Dick - only just found this one - thank heavens for the second doctor! As several have said above, most medics are truly hopeless at this kind of thing (and nurses can be even worse) - your own eyes and ears and your gut feeling, backed by years of intimate personal knowledge of the person who to them is only ever 'the patient', will always tell you more. Here's to more progress and more good news.

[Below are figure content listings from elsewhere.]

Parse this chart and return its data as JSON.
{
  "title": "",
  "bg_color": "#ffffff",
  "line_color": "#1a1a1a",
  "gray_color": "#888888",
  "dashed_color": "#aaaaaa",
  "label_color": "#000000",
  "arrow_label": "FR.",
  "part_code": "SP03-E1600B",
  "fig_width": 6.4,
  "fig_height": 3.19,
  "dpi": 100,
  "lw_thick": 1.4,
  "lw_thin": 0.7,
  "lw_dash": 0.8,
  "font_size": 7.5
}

Many thanks, Nige. I think that's exactly right. 'Gut feeling' is important. The way the NHS is run, a person isn't an individual. They're only a set of symptoms the sees at a particular moment of time. Doctors aren't given time to see the bigger picture. And I swear that some take great pleasure in talking in such absolutes.
I know there will be more difficult days ahead but I'm just glad that things seem more settled. And he spoke more words today, all in the right order, which leaves us with a sense of progress.
Thanks for the update as I have been wondering how he was doing. As for the legendary "bedside manner", I think doctors feel they do better for the patient if they are always anticipating problems, and frankly I'd hate for them to just wave their hands and say "don't worry". Of course a glimmer of hope now and then would be nice. For now you must rely on your own hope, and from what you write I think you have plenty of evidence to support that so far. It's great that you can see him more easily now as that will be better for everyone!
Thanks Don. Really good of you to leave a comment. I think you're right about bedside manners of some doctors. It's just that we've come across some staggeringly good people at the neurological unit; doctors who go out of the way to ensure that we're coping. When it gets to more local hospitals, it's a shock to see how indifferent some of them become.